Plans for multi-unit housing structure sparks protests in West Long Beach
The city received a building permit application to construct a two-story multi-unit housing structure over a commercial parking lot in West Long Beach, causing some opposition from local residents.
Currently, the roughly 2,700-square foot property at 1900 Willow Street is fenced off, which had served as a space for the customers of some of the six adjacent businesses. These businesses include two retail spaces, two bars, a restaurant and a barber shop.
Records show the city received a building permit application to construct the duplex, and each of its units would have three beds and two bathrooms with an attached two-car garage. However, the project applicant, Gilbert Ayala, plans to build four units, not two, including eight parking spaces within garages plus two more outside of the structure.
However, after hearing plans of the proposed project, about 30 protesters converged on a recent weekend outside the lot, leaving signs posted on the fence outside and having gathered petition signatures.
Landscaping equipment retailer Leo Gonzalez said that he’s seen his clientele dwindle when the parking lot was fenced off about a month ago.
“It’s bad,” Gonzalez said in Spanish, owner of General Supply, one of the six businesses adjacent to the lot.
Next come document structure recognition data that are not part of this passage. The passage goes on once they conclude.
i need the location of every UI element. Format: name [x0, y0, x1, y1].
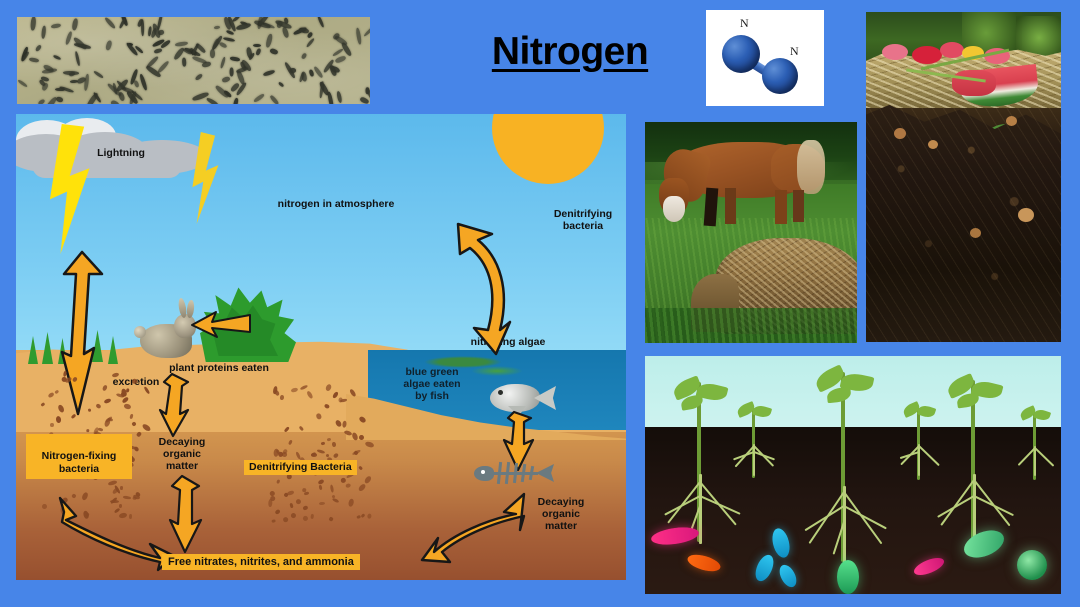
nitrogen-molecule-image: N N — [706, 10, 824, 106]
bacteria-speck — [284, 427, 290, 433]
bacteria-speck — [319, 501, 326, 505]
bacterium-rod — [30, 17, 36, 31]
label-denitrifying-bacteria-soil: Denitrifying Bacteria — [244, 460, 357, 475]
compost-heap-photo — [866, 12, 1061, 342]
bacteria-speck — [40, 402, 45, 407]
bacterium-rod — [230, 56, 241, 61]
bacteria-speck — [326, 453, 330, 457]
bacterium-rod — [53, 54, 62, 60]
bacterium-rod — [206, 97, 219, 104]
bacterium-rod — [269, 94, 279, 104]
bacteria-speck — [50, 423, 54, 427]
bacterium-rod — [317, 17, 325, 29]
slide-canvas: Nitrogen N N Lightning nit — [0, 0, 1080, 607]
bacteria-speck — [299, 425, 304, 431]
bacterium-rod — [313, 66, 323, 79]
bacteria-speck — [63, 370, 68, 377]
horse-manure-photo — [645, 122, 857, 343]
bacteria-speck — [306, 391, 313, 400]
bacterium-rod — [140, 20, 144, 37]
bacteria-speck — [101, 384, 107, 391]
bacteria-speck — [364, 441, 374, 449]
bacteria-speck — [55, 416, 61, 424]
bacteria-speck — [42, 504, 47, 509]
bacteria-speck — [361, 513, 366, 518]
bacteria-speck — [290, 513, 296, 519]
bacteria-speck — [332, 442, 336, 447]
bacterium-rod — [363, 24, 370, 38]
bacterium-rod — [265, 33, 273, 48]
bacterium-rod — [221, 76, 230, 83]
bacteria-speck — [326, 438, 331, 442]
bacterium-rod — [71, 18, 78, 31]
bacteria-speck — [351, 432, 358, 441]
bacteria-speck — [131, 378, 138, 385]
bacterium-rod — [229, 67, 233, 76]
bacterium-rod — [74, 51, 80, 66]
bacterium-rod — [54, 88, 64, 92]
bacteria-speck — [324, 383, 332, 392]
bacteria-speck — [350, 388, 357, 397]
atom-label-right: N — [790, 44, 799, 59]
bacteria-speck — [358, 415, 366, 423]
nitrogen-cycle-diagram: Lightning nitrogen in atmosphere Denitri… — [16, 114, 626, 580]
bacteria-speck — [111, 372, 119, 378]
label-blue-green-algae: blue green algae eaten by fish — [392, 366, 472, 402]
bacterium-rod — [29, 57, 40, 63]
bacteria-speck — [72, 376, 78, 382]
nitrogen-atom-right — [762, 58, 798, 94]
bacterium-rod — [175, 41, 189, 47]
bacteria-speck — [95, 403, 101, 409]
bacteria-speck — [317, 479, 324, 485]
bacterium-rod — [210, 49, 215, 58]
bacterium-rod — [214, 26, 220, 30]
bacteria-micrograph-image — [17, 17, 370, 104]
bacterium-rod — [327, 91, 335, 104]
bacteria-speck — [323, 404, 329, 409]
bacteria-speck — [88, 409, 91, 413]
bacterium-rod — [253, 93, 265, 103]
bacteria-speck — [57, 404, 65, 413]
soil-bacteria-photo — [645, 356, 1061, 594]
bacteria-speck — [341, 478, 346, 483]
atom-label-left: N — [740, 16, 749, 31]
bacteria-speck — [329, 485, 333, 493]
bacteria-speck — [316, 413, 323, 420]
bacteria-speck — [332, 497, 340, 503]
bacteria-speck — [120, 486, 124, 490]
bacterium-rod — [219, 42, 228, 50]
bacterium-rod — [336, 91, 343, 104]
nitrogen-atom-left — [722, 35, 760, 73]
bacteria-speck — [287, 490, 295, 496]
label-lightning: Lightning — [86, 147, 156, 159]
bacterium-rod — [219, 57, 226, 70]
bacteria-speck — [352, 450, 361, 457]
bacteria-speck — [288, 440, 293, 446]
bacteria-speck — [131, 421, 137, 427]
bacteria-speck — [136, 431, 142, 437]
bacterium-rod — [255, 48, 261, 56]
label-nitrogen-in-atmosphere: nitrogen in atmosphere — [261, 198, 411, 210]
label-denitrifying-bacteria-air: Denitrifying bacteria — [540, 208, 626, 232]
bacteria-speck — [86, 429, 89, 433]
bacteria-speck — [358, 465, 363, 470]
bacterium-rod — [252, 43, 261, 46]
bacteria-speck — [338, 397, 343, 403]
bacterium-green-round — [1017, 550, 1047, 580]
arrow-excretion — [158, 372, 192, 438]
bacterium-rod — [236, 22, 252, 31]
bacteria-speck — [342, 420, 347, 428]
label-decaying-organic-matter-left: Decaying organic matter — [144, 436, 220, 472]
bacteria-speck — [303, 505, 309, 511]
bacteria-speck — [347, 498, 354, 507]
label-nitrogen-fixing-bacteria: Nitrogen-fixing bacteria — [26, 434, 132, 479]
bacteria-speck — [328, 517, 333, 523]
soil-bacteria-cluster-middle — [266, 382, 376, 522]
bacteria-speck — [47, 392, 54, 399]
bacterium-rod — [232, 98, 238, 104]
bacterium-rod — [104, 17, 117, 30]
bacterium-rod — [65, 31, 74, 46]
bacteria-speck — [303, 491, 308, 495]
bacterium-rod — [111, 99, 120, 104]
bacteria-speck — [290, 387, 298, 393]
bacteria-speck — [321, 442, 325, 446]
bacterium-rod — [138, 73, 147, 90]
fish-skeleton-shape — [474, 460, 556, 494]
bacteria-speck — [316, 449, 324, 454]
bacteria-speck — [277, 479, 281, 484]
bacteria-speck — [130, 414, 134, 419]
bacteria-speck — [283, 516, 289, 522]
bacterium-rod — [300, 53, 307, 60]
bacterium-rod — [236, 66, 249, 73]
bacterium-green-center — [837, 560, 859, 594]
bacteria-speck — [299, 384, 307, 390]
bacterium-rod — [38, 98, 47, 104]
bacteria-speck — [310, 515, 314, 520]
bacteria-speck — [279, 395, 283, 400]
bacterium-rod — [194, 73, 203, 81]
bacterium-rod — [262, 69, 275, 77]
bacteria-speck — [71, 414, 77, 420]
bacteria-speck — [123, 403, 131, 409]
page-title: Nitrogen — [440, 32, 700, 71]
bacterium-rod — [133, 80, 139, 88]
bacterium-rod — [41, 26, 46, 40]
bacteria-speck — [268, 498, 272, 507]
bacterium-rod — [55, 97, 63, 104]
arrow-atmosphere-to-water — [448, 218, 528, 358]
bacteria-speck — [345, 483, 351, 488]
arrow-plant-proteins-eaten — [190, 310, 252, 340]
label-decaying-organic-matter-right: Decaying organic matter — [522, 496, 600, 532]
bacteria-speck — [364, 475, 373, 485]
bacterium-rod — [223, 37, 235, 43]
bacteria-speck — [290, 503, 295, 509]
bacterium-rod — [105, 40, 113, 51]
bacteria-speck — [103, 398, 111, 404]
bacterium-rod — [335, 55, 347, 63]
bacteria-speck — [275, 509, 281, 515]
bacteria-speck — [333, 453, 339, 459]
bacterium-rod — [306, 37, 316, 48]
bacteria-speck — [358, 483, 367, 492]
bacterium-rod — [154, 48, 162, 54]
bacterium-rod — [359, 96, 369, 104]
bacterium-rod — [182, 58, 186, 67]
bacteria-speck — [319, 484, 323, 490]
bacterium-rod — [290, 68, 297, 73]
bacteria-speck — [367, 514, 372, 520]
bacteria-speck — [144, 386, 151, 394]
bacterium-rod — [51, 23, 61, 29]
bacterium-rod — [93, 70, 104, 79]
arrow-nfix-to-nitrates — [54, 492, 178, 572]
bacteria-speck — [295, 499, 302, 506]
bacterium-rod — [62, 71, 78, 76]
bacterium-rod — [34, 44, 42, 52]
arrow-decay-to-nitrates-right — [420, 490, 530, 566]
bacterium-rod — [278, 81, 285, 88]
bacteria-speck — [334, 420, 342, 429]
algae-patch-small — [471, 366, 523, 376]
bacterium-rod — [270, 48, 279, 55]
label-free-nitrates: Free nitrates, nitrites, and ammonia — [162, 554, 360, 570]
bacteria-speck — [302, 515, 309, 522]
bacterium-rod — [17, 79, 28, 88]
bacterium-rod — [355, 28, 362, 46]
bacteria-speck — [359, 435, 364, 440]
bacteria-speck — [133, 445, 139, 451]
Gonzalez added that he was oblivious to the project plans.
Francisco Villalpando, a kitchen worker at Tux & Chucks Street Food, another business, said that as an employee, he has to park sometimes two blocks away. The restaurant has also seen fewer customers, he said.
“We already have limited parking as it is,” he said. “It’s just making it worse.”
Aside from limiting parking for the businesses, local Westside residents against the proposed project say the recent closure of the parking lot is causing a ripple effect to the nearby residents who struggle finding street parking near their homes.
John Cross, president of the West Long Beach Neighborhood Association, lives near the proposed project site and anticipates his neighbors will struggle even more once the housing structure is built.
“We want to stop it,” Cross said.
County assessor’s office records show that the parking lot was purchased for more than $200,000 in June 2020, which, John Taeleifi, who is leading the opposition, said should not have been done at the height of the pandemic when businesses across the city were struggling.
But Ayala, the property owner and a former Long Beach resident of six years, said that he fenced off the parking lot because the city’s code enforcement staff warned him that he would be fined if he did not keep it clean.
Often, Ayala said, he found broken bottles, human feces and trash on the lot. He also alleged that the adjacent landscaping equipment business used his lot for storage.
Gonzalez, owner of the business, denied storing lawnmowers in the lot but did say he stored a pile of dirt there.
Overall, Ayala said those who used his lot just didn’t take care of it.
“They’re just upset because they want to use my parking without paying any compensation,” he added.
City officials did not immediately provide details on the timeline of the project, but the project “is allowed by the zoning by right,” Patricia Diefenderfer, planning bureau manager, said via email.
Regardless, Ayala, of Fullerton, said that he still needs to gather more money before he can start building.
“I don’t have that much money like they think I do,” he said about those opposing the project.
Villalpando, the restaurant worker, said that this housing structure might push out the local businesses that are trying to bounce back from the economic hardships caused by the pandemic.
“I just feel like it’s a little bit of gentrification happening,” he said.